1.4.3.1. Les conditions proto-industrielles de fabrication des instruments.

Entre le 16e et le 18e siècle, la fabrication des instruments géodésiques était caractérisée par une pratique encore majoritairement artisanale qui limitait singulièrement les possibilités d’amélioration de leur précision. Le talent de l’artisan restait la meilleure assurance d’un instrument précis, sans qu’il puisse limiter complètement les défauts de fabrication qui interféraient sur la qualité des mesures : jeu des éléments entre eux, frottements, action de la pesanteur sur les cercles verticaux, etc. Mais au cours du 18e siècle se mirent en place des stratégies d’amélioration basées sur une réflexion scientifique ou technique qui modifièrent peu à peu les conditions de fabrication et aboutirent à un système que l’on peut qualifier de proto-industriel. Les instruments n’étaient pas pour autant produits en série, et il arrivait souvent qu’un même fabricant adopte des perfectionnements différents pour chacun des instruments qu’il réalisait. Dans son étude sur la carte de France, le colonel Berthaut désigne d’ailleurs les instruments utilisés au Dépôt de la guerre par le nom de leur fabricant et l’année de leur fabrication, chaque modèle présentant des caractéristiques différentes.

Depuis le 16e siècle, la conception de ces instruments était confrontée à deux problèmes fondamentaux dans la fabrication des cercles de métal qui servaient aux mesures angulaires : la variation de la taille des cercles liées à la dilatation des métaux et la précision des divisions inscrites sur ces cercles.

Pour la variation de la taille, aucune solution technique ne fut trouvée avant le 19e siècle pour modifier la qualité même des métaux et réduire leur dilatation. D’ingénieux systèmes d’estimation de cette dilatation furent mis au point, mais ils ne pouvaient être adaptés qu’aux règles servant à mesurer les bases, qui étaient construites en métal depuis environ 1740, à l’image des règles bimétalliques conçues par Borda pour la mesure des bases de la méridienne de Dunkerque en 1792230. Ces dernières étaient constituées de deux règles de taille et de métal différents, l’une en platine, l’autre plus petite en cuivre, emboîtées dans un châssis de bois. Les corrections de dilatation pouvaient être déduites à partir de la comparaison des tailles relatives des règles avec des résultats d’expérimentations menées lors de leur conception. D’autres systèmes similaires furent employés en Europe, sauf en Angleterre où fut préféré l’emploi de règles tubulaires en verre, insensibles à la dilatation mais plus fragiles. Pour les appareils de mesure angulaire, le problème de la dilatation ne pouvait à l’époque être maîtrisé que par la réduction des dimensions. Mais plus les cercles employés étaient petits, plus une lecture précise des mesures était nécessaire, ce qui posait de façon plus aiguë le problème de la gravure des divisions.

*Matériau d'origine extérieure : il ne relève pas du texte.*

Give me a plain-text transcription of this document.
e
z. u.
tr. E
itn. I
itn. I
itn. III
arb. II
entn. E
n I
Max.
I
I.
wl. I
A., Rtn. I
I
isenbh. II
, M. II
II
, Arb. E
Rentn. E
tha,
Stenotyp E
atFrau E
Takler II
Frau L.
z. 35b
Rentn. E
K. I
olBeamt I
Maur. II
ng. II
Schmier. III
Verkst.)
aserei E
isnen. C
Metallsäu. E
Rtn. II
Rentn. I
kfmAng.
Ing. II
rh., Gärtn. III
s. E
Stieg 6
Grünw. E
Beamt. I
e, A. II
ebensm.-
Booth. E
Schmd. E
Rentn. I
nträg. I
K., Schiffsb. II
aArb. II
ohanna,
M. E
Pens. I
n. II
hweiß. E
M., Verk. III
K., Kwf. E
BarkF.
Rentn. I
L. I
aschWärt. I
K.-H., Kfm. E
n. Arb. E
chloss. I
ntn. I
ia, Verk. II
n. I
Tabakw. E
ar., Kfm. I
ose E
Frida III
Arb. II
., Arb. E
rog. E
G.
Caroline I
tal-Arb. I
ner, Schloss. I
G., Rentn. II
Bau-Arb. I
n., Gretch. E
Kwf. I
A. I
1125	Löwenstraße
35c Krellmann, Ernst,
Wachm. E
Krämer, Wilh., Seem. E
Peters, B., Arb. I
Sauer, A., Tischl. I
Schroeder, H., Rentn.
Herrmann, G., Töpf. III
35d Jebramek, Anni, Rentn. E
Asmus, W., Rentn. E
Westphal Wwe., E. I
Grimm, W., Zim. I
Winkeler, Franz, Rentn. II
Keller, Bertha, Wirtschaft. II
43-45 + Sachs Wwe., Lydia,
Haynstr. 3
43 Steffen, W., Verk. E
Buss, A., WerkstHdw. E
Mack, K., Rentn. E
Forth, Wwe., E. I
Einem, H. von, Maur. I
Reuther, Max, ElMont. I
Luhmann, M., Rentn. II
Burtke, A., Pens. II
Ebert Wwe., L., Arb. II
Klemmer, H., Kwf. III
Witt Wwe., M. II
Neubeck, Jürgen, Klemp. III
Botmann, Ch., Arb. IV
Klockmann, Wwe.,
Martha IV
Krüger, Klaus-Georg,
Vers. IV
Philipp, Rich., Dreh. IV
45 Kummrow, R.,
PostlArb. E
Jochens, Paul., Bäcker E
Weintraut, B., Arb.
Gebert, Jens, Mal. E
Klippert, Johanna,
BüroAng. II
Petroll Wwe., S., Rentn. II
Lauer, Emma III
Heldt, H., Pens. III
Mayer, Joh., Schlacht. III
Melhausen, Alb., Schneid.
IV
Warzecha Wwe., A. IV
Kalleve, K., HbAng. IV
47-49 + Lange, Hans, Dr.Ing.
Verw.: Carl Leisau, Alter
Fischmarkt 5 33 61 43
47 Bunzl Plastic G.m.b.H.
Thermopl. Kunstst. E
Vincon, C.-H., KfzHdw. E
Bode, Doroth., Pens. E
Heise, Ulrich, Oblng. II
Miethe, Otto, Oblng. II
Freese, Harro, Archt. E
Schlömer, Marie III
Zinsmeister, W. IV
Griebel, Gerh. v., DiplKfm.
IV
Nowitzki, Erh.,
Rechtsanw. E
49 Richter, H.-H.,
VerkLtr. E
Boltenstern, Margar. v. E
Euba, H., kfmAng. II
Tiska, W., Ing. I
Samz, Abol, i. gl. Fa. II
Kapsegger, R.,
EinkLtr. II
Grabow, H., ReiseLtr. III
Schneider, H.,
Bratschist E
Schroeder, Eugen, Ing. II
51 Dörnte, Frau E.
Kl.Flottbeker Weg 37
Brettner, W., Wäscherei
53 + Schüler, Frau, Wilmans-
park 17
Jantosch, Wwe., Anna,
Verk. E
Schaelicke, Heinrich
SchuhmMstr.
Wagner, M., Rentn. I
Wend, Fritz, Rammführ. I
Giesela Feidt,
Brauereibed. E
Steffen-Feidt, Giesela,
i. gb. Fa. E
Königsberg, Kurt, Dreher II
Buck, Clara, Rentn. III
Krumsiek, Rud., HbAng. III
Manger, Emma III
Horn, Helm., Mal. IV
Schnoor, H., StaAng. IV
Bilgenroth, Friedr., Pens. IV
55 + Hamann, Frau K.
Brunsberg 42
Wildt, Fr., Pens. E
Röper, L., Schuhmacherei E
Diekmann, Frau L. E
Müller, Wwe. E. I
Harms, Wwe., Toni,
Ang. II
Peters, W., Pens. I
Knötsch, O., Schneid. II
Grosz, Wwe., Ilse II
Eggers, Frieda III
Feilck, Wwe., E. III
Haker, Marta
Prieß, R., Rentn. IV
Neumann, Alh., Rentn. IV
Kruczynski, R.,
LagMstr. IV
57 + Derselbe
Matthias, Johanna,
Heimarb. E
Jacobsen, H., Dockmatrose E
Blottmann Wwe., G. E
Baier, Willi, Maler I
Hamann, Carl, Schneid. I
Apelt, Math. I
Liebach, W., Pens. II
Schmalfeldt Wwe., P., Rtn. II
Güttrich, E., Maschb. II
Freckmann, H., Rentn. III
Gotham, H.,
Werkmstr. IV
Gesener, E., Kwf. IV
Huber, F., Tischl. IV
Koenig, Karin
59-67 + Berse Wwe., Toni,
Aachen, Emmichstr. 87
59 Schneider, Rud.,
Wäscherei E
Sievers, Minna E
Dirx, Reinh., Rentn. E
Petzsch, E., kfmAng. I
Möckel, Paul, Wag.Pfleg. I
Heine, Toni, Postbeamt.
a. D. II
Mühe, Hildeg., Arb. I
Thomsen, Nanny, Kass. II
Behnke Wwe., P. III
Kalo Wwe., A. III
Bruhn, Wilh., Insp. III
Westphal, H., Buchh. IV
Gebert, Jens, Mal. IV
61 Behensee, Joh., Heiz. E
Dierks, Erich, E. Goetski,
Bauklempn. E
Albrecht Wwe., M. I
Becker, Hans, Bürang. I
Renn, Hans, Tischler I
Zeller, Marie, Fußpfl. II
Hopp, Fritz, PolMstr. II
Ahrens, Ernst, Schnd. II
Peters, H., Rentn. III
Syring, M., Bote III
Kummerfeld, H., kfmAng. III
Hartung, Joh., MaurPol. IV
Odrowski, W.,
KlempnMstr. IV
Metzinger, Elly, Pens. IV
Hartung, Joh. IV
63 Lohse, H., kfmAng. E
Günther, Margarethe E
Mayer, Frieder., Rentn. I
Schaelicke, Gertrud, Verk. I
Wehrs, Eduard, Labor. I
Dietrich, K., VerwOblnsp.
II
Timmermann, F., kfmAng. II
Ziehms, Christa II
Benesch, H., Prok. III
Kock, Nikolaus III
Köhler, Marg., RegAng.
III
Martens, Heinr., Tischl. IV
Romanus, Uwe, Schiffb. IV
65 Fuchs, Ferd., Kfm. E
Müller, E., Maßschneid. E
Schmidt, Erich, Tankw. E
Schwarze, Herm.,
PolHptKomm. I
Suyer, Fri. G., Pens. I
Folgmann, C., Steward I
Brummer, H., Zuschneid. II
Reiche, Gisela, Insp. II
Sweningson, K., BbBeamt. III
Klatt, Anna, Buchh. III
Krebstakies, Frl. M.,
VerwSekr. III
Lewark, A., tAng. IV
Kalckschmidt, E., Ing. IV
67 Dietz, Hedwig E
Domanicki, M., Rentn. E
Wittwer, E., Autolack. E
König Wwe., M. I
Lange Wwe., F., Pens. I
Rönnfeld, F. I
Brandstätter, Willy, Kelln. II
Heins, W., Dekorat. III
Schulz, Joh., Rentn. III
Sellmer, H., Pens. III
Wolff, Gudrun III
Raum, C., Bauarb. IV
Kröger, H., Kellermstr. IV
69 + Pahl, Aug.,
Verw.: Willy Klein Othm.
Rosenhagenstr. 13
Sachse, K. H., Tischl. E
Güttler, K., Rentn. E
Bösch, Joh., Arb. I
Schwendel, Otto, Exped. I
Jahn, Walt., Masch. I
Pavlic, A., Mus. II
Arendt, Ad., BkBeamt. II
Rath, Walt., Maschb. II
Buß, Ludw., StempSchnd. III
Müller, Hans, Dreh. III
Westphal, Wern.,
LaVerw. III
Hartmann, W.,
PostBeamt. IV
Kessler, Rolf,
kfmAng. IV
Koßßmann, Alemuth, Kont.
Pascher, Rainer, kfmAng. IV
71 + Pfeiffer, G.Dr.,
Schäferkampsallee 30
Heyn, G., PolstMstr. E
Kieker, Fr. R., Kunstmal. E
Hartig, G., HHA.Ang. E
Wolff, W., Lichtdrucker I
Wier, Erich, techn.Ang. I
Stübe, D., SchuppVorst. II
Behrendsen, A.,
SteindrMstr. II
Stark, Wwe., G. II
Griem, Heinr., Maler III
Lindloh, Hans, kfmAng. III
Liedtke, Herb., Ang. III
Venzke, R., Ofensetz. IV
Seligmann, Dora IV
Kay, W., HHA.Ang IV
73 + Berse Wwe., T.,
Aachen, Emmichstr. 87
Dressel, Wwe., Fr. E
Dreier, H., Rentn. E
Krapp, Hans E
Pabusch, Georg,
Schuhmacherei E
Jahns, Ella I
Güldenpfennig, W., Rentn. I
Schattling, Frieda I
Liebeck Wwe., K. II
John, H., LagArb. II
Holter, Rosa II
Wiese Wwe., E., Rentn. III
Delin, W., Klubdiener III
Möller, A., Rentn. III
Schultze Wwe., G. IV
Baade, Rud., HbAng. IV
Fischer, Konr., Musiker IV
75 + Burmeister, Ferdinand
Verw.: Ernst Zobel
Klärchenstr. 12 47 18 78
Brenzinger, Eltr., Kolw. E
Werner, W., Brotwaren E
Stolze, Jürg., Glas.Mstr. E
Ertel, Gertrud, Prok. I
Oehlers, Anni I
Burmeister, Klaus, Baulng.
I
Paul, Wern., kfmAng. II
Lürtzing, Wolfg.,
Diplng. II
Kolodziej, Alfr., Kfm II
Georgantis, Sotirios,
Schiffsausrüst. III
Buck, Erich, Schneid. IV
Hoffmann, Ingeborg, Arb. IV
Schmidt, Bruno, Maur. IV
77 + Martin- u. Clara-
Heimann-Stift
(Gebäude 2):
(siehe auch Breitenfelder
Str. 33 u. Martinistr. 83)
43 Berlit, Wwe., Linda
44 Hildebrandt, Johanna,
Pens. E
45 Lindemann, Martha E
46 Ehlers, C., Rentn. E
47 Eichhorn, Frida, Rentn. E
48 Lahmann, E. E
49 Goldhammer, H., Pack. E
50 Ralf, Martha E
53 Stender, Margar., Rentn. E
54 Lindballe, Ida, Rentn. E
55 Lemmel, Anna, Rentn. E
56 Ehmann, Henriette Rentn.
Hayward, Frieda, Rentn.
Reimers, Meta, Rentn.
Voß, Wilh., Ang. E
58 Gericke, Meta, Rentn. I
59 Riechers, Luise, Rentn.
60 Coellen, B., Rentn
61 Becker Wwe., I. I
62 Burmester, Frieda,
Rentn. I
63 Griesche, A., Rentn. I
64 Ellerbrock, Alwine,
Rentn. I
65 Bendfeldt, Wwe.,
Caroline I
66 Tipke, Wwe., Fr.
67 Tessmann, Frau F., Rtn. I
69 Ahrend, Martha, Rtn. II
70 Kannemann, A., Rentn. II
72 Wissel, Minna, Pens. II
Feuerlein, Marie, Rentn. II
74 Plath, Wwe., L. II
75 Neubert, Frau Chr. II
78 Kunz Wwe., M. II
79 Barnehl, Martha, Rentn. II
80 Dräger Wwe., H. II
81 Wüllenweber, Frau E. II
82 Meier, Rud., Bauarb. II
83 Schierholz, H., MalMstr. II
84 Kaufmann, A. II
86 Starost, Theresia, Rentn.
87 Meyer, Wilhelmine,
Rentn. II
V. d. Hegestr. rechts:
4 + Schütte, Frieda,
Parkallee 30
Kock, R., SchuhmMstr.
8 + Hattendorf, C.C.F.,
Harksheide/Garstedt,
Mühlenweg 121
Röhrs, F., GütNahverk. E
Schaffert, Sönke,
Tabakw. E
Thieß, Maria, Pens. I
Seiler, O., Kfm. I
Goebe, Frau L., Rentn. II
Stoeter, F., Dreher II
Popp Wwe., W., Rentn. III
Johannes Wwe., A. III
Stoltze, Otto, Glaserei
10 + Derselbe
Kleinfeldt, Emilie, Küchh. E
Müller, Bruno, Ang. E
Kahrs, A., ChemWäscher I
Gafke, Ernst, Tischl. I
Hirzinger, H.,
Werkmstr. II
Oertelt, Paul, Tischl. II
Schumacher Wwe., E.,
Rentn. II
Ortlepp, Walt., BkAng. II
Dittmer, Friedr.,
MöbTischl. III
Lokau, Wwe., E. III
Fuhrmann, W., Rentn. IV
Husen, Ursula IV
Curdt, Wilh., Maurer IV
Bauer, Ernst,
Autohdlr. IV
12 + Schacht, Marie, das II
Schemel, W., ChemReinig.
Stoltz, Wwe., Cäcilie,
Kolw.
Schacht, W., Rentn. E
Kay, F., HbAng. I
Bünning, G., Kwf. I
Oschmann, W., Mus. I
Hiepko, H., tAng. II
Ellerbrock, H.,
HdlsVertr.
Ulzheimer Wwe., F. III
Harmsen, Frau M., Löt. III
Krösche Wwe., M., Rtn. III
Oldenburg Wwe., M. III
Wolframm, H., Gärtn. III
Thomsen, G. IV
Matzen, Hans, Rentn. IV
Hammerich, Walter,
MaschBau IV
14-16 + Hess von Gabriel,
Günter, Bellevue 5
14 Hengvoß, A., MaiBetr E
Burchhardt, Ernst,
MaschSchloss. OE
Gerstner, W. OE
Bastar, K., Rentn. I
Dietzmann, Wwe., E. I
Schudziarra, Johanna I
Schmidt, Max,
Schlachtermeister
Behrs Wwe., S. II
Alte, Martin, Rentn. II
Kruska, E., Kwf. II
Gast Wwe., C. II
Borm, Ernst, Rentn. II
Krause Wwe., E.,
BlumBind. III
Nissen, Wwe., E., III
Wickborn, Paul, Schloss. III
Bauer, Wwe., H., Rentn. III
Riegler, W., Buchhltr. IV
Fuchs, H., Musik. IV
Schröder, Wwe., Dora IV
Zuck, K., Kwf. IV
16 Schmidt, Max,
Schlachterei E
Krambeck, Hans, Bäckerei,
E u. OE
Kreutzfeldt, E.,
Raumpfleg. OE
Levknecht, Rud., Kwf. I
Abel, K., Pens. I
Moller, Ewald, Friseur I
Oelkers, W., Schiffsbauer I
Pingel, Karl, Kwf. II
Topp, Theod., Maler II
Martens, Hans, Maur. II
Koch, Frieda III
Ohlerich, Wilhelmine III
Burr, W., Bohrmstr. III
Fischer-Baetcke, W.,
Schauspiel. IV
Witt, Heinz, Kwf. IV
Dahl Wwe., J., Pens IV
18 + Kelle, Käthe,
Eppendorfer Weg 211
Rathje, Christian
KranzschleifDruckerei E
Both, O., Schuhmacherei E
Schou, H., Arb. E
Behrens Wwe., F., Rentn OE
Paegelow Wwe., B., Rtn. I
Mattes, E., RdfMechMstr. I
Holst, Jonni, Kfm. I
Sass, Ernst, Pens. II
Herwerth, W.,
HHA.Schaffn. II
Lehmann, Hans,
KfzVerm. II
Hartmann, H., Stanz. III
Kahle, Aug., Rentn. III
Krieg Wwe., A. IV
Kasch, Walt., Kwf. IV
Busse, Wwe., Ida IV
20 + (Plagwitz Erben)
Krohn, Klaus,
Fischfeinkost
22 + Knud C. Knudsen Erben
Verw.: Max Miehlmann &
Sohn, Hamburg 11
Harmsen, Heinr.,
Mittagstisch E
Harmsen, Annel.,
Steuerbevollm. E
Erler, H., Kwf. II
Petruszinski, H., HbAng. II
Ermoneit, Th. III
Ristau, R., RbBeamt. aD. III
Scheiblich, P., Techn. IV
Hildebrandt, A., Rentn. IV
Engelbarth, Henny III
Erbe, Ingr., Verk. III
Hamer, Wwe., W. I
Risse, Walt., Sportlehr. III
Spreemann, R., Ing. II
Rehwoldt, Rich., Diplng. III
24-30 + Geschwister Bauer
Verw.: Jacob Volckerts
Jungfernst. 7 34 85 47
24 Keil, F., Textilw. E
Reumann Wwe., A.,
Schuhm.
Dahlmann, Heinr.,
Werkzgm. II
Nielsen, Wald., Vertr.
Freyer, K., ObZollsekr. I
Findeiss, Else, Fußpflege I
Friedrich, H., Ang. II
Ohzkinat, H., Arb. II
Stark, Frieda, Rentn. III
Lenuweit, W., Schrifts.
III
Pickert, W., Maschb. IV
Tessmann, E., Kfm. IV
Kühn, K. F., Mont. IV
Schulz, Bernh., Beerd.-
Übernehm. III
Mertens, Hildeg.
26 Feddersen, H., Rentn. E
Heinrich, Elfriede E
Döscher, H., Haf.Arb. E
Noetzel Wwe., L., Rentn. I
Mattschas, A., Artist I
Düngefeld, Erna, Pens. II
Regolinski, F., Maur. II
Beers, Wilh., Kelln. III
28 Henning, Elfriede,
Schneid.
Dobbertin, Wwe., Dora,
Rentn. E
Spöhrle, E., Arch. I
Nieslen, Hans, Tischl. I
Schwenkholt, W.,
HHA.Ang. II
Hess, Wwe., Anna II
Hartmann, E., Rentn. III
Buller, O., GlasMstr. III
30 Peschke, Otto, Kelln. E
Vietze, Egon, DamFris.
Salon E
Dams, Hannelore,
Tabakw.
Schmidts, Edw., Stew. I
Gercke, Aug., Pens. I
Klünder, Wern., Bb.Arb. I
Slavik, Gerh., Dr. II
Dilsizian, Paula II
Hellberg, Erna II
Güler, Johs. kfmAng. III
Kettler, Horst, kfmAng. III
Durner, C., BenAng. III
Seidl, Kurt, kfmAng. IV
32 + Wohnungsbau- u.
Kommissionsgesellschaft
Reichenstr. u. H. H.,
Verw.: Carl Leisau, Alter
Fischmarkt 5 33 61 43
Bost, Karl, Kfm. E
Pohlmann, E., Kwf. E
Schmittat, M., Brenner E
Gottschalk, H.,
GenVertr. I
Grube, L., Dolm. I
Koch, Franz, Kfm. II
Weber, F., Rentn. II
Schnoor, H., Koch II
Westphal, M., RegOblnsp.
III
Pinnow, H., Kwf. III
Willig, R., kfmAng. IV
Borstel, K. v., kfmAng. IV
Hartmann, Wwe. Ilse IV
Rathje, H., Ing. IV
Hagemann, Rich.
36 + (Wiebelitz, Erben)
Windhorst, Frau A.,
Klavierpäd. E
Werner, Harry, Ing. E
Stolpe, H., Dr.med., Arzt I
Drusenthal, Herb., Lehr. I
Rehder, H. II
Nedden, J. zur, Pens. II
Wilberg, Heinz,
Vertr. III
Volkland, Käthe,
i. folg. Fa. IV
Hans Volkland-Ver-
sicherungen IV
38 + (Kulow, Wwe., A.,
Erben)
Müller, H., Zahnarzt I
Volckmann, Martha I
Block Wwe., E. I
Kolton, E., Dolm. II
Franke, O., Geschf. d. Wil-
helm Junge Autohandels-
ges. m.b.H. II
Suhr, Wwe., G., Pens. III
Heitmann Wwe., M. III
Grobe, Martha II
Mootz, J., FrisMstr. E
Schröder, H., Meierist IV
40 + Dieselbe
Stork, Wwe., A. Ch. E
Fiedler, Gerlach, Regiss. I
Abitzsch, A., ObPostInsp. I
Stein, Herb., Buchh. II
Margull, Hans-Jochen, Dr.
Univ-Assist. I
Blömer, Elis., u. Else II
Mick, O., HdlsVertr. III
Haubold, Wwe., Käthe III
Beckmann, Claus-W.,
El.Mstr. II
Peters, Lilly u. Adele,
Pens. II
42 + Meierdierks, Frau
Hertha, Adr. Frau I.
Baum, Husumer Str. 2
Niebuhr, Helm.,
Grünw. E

Divers perfectionnements avaient permis de faciliter la lecture des mesures, en particulier l’adjonction de verniers aux limbes231, mais aucun moyen n’avait été trouvé pour atténuer les défauts liés à l’irrégularité de la division des limbes. Pour résoudre ce problème, deux solutions radicalement différentes furent adoptées, l’une technique, l’autre méthodologique. La première constituait un début d’industrialisation de la fabrication des instruments. L’opticien anglais Ramsden avait en effet mis au point une machine à diviser les cercles qui permettait d’améliorer sensiblement la gravure des traits de graduation et donc de réduire la taille des cercles utilisés sans sacrifier à la précision de lecture des mesures. Non seulement la diminution des dimensions facilitait le transport de l’instrument, mais elle limitait fortement les erreurs liés à la dilatation des métaux et aux défauts d’équilibre des différentes parties. La deuxième solution consistait en une modification de la méthode de mesure basée sur la répétition.

Notes
230.

Voir infra, partie 1, chapitre 2.1.1.2.

231.

Le vernier est un dispositif inventé au début du 17e siècle par le mathématicien français du même nom, permettant à l’aide d’un curseur mobile de déterminer précisément et facilement les subdivisions d’une graduation. Le limbe est le bord gradué du cercle.